Au cours de l’année 2060, plusieurs étudiants en histoire sont envoyés dans le passé par le professeur Dunworthy pour y glaner des informations sur diverses facettes de la Seconde Guerre mondiale. Merope, qui sous le nom d’Eileen O’Reilly a choisi comme sujet d’étude les enfants évacués dans une vaste demeure du Warwickshire, très loin de Londres frappé à jet continu par les bombes. Michael Davis, qui doit rejoindre Douvres presque à la même époque, pour y côtoyer les marins héroïques ayant permis le retrait des militaires britanniques acculés à Dunkerque. Polly, chargée de se documenter sur la manière dont les Londoniens s’habituent aux bombes.



Une recréation historique captivante

Mais malgré la prudence du professeur Dunworthy, rien, absolument rien, ne se passe comme prévu. D’une part, leur arrivée dans le passé n’est pas exactement synchrone avec la date prévue, ni exactement localisée là où elle aurait dû se faire. D’autre part la récupération attendue n’a pas lieu : nos trois personnages se retrouvent coincés dans le passé. Enfin, leurs implants mémoires – un ensemble de données extrêmement précises sur leur époque d’affectation – semblent pointer peu à peu des différences minimes, mais significatives, avec les éléments qui se déroulent sous leurs yeux. Auraient-ils sans le vouloir modifié le passé ? Les précautions du professeur Dunworthy n’auraient-elles pas été suffisantes ? Et si nul ne vient les récupérer cela signifie-t-il que la base de l’année 2060 n’existe plus, ou même que des modifications plus importantes encore ont eu (auront) lieu ?
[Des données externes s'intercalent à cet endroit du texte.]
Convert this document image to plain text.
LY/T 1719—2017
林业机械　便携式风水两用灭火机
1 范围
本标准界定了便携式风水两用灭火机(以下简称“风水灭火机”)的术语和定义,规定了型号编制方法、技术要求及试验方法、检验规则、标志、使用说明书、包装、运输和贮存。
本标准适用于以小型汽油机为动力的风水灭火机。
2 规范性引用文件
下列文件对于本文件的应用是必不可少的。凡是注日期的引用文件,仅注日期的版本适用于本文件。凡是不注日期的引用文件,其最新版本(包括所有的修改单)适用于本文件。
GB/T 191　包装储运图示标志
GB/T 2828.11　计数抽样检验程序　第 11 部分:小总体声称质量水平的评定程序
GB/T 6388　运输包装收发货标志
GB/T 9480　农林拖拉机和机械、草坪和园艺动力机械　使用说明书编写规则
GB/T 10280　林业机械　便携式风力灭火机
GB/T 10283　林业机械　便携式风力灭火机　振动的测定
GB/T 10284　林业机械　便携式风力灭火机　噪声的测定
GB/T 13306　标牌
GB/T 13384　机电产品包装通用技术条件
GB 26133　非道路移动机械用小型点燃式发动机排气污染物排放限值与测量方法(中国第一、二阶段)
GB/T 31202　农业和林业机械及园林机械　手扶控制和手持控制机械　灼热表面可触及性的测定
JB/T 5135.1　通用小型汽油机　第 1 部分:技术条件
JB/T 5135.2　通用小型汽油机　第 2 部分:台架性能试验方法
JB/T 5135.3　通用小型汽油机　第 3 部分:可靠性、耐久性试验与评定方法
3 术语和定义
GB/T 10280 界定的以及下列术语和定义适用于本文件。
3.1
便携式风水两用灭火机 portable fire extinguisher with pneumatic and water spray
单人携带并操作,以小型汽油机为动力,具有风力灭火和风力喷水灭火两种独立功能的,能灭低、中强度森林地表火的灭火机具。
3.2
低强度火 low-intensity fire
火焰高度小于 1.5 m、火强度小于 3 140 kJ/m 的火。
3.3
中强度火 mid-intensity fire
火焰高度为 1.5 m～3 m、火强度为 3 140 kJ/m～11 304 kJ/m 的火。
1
_ C’est en récréant les années quarante dans ses moindres détails que Connie Willis parvient à séduire ses lecteurs. À travers la vie quotidienne des protagonistes s’intégrant peu à peu dans la trame du passé, à travers leurs regards à l’affût du moindre détail, l’auteur propose une reconstitution historique à la fois réaliste et prenante. Puis, c’est à travers les interrogations de ces personnages (quels sont donc les détails qui différent réellement de l’histoire telle qu’elle figure dans les archives), leurs angoisses (lorsque leurs implants mémoires se révèlent inutiles, puisqu’ils ne couvraient que la durée, à présent dépassée, initialement prévue pour leur mission, et qu’ils deviennent incapables d’éviter les lieux où tomberont bombes et autres V1), et leurs tentatives, d’abord vaines, pour se retrouver, l’auteur poursuit sa reconstitution historique sans jamais lasser, si l’on excepte quelques scènes et dialogues avec deux enfants turbulents composant des chapitres que l’on ne perdra pas grand-chose à sauter. Près de huit cents pages prenantes avant que nos trois protagonistes parviennent à se retrouver et ne se mettent en chasse d’un quatrième voyageur temporel, Gerald Phipps, dont tout ce qu’ils savent est qu’il a été envoyé à la même époque sur un aérodrome de la Royal Air Force, et qui représente leur seule lueur d’espoir. Une fin particulièrement abrupte en attendant le second volume.

Mais aussi des limites

Si l’on admire une fois de plus le talent de romancière de Connie Willis, son art de la narration et son indéniable talent pour captiver le lecteur, on aura tout de même quelques réserves sur l’ensemble. D’une part, l’auteur laisse en permanence un très grand flou sur le voyage temporel, et ses allusions répétées à des « points de divergence » historiques et à un « filet » empêchant les voyageurs temporels d’approcher de ces fameux points où ils pourraient influer sur le cours de l’Histoire, s’ils intrigueront certains, en agaceront d’autres (et ceci d’autant plus que ses références, elles aussi répétées, à la plus célèbre formule de la théorie du chaos telle qu’elle sera formulée ultérieurement suite à l’article princeps d’Edward Lorenz dans les années soixante, vont à l’encontre de la limitation de ces « points de divergence » à des évènements hautement symboliques comme l’évacuation de Dunkerque. D’autre part, on s’étonne d’un certain manque d’âpreté pour un roman qui se veut avant tout réaliste : les protagonistes que l’on croit pulvérisés dans leur abri frappé de plein fouet réapparaissent miraculeusement, l’amie que l’on croit tuée n’est que blessée, le long séjour à l’hôpital militaire de Michael Davies ressemble à une banale convalescence dans un endroit dont sont singulièrement absents les soldats mutilés, amputés et autres horreurs que l’on imagine. Enfin, il n’est pas besoin d’être un lecteur particulièrement exigeant pour grincer des dents face à l’énormité et la totale invraisemblance de la ficelle narrative des pages 186-187 (on se dit : non, elle ne va tout de même pas oser... mais si, elle ose ce que même un collégien écrivant sa première nouvelle ne se risquerait pas à faire !) qui vient totalement décrédibiliser l’un des évènements-clef du roman.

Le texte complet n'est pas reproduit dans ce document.